Nuclear Medicine, Molecular Imaging, Radiotherapy, and Oncology Unit (MIRO), IECR, Université Catholique de Louvain, Brussels, Belgium
Nuclear Medicine, Molecular Imaging, Radiotherapy, and Oncology Unit (MIRO), IECR, Université Catholique de Louvain, Brussels, Belgium.
J Nucl Med. 2014 Aug;55(8):1317-22. doi: 10.2967/jnumed.113.135301. Epub 2014 Jun 5.
The 50% normal-tissue complication probability (NTCP) after lobar irradiation of the liver results in highly variable biologic effective doses depending on the modality used: a biologic effective dose for 50% (BED50) of 115, 93, and 250 Gy for external-beam radiotherapy, resin microsphere radioembolization, and glass microsphere radioembolization, respectively. This misunderstood property has made it difficult to predict the maximal tolerable dose as a function of microsphere activity and targeted liver volume. The evolution toward more selective catheterization techniques, resulting in more variable targeted volumes, makes it urgent to solve this issue.

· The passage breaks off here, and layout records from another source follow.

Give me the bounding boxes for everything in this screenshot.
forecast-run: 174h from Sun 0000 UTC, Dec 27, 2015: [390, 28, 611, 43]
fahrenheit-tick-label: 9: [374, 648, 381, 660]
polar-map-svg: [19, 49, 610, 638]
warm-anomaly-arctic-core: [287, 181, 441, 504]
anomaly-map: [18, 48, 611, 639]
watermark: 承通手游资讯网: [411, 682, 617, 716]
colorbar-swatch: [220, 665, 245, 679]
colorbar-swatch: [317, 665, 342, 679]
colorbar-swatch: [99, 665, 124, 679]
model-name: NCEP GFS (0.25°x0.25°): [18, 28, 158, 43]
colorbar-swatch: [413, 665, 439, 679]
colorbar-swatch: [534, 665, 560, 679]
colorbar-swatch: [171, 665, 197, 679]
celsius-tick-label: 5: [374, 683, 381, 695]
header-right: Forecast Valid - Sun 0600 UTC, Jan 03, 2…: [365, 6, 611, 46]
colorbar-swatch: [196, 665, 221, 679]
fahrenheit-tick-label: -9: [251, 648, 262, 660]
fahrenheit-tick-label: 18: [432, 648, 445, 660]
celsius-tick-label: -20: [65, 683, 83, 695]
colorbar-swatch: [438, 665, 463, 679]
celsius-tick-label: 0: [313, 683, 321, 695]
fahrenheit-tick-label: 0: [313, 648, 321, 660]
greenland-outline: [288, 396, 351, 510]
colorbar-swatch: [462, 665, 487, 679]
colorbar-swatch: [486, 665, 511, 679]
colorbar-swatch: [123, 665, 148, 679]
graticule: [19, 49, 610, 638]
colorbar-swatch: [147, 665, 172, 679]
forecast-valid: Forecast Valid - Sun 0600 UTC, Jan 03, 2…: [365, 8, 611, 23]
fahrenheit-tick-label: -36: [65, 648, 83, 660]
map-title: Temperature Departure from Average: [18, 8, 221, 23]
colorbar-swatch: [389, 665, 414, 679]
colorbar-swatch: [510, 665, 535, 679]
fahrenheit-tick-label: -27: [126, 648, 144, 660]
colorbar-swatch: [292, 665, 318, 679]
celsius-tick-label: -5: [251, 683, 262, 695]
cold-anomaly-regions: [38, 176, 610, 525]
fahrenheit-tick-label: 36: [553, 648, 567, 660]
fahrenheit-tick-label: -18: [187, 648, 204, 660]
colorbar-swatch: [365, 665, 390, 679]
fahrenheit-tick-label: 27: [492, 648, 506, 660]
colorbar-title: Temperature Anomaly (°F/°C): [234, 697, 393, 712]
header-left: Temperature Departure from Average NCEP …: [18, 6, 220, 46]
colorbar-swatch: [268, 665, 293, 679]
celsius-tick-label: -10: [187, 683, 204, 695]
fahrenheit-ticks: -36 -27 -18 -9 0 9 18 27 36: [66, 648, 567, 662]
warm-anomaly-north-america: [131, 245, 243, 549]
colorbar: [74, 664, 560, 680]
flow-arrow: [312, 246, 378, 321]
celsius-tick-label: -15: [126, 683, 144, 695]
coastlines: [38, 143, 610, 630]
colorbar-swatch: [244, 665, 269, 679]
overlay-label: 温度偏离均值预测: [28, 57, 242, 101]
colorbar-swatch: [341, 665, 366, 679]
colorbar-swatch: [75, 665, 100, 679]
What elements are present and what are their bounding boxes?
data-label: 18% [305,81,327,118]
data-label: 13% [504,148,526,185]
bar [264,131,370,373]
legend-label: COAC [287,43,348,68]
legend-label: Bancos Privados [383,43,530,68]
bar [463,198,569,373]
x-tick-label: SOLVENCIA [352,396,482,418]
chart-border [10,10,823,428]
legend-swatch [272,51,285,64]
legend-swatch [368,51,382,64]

We computed by Monte Carlo simulations the microsphere distribution in the portal triads based on microsphere transport dynamics through a synthetically grown hepatic arterial tree. Afterward, the microscale dose distribution was computed using a dose deposition kernel. We showed that the equivalent uniform dose cannot handle microscale dosimetry and fails to solve the discordance between the BED50 values. Consequently, we developed a new radiobiologic model to compute the liver NTCP from the microscale dose distribution.
The new model explains all the observed BED50 values and provides a way to compute the hepatic dose-toxicity relationship as a function of microsphere activity and targeted liver volume. The NTCP obtained is in agreement with the data reported from clinical radioembolization studies.
The results should encourage interventional radiologists to fine-tune the delivered dose to the liver as a function of the targeted volume. The present model could be used as the backbone of the treatment planning, allowing optimization of the absorbed dose to the tumors.
肝脏叶照射后,正常组织并发症概率(NTCP)为 50%,这导致生物有效剂量因所使用的方式而异:外照射放疗、树脂微球放射性栓塞和玻璃微球放射性栓塞的 50%生物有效剂量(BED50)分别为 115、93 和 250Gy。这种被误解的特性使得难以根据微球活性和靶向肝体积预测最大耐受剂量。向更具选择性的导管技术的发展导致靶向体积更具变异性,这使得解决这个问题变得紧迫。
我们通过蒙特卡罗模拟计算了基于微球通过合成生长的肝动脉树的传输动力学在门脉三联体中的微球分布。此后,使用剂量沉积核计算微尺度剂量分布。我们表明,等效均匀剂量不能处理微尺度剂量测量,并且无法解决 BED50 值之间的不匹配。因此,我们开发了一种新的放射生物学模型,从微尺度剂量分布计算肝脏 NTCP。
新模型解释了所有观察到的 BED50 值,并提供了一种方法来计算作为微球活性和靶向肝体积函数的肝剂量-毒性关系。获得的 NTCP 与临床放射性栓塞研究报告的数据一致。
结果应该鼓励介入放射科医生根据靶向体积调整肝脏的给药剂量。目前的模型可作为治疗计划的基础,允许优化肿瘤的吸收剂量。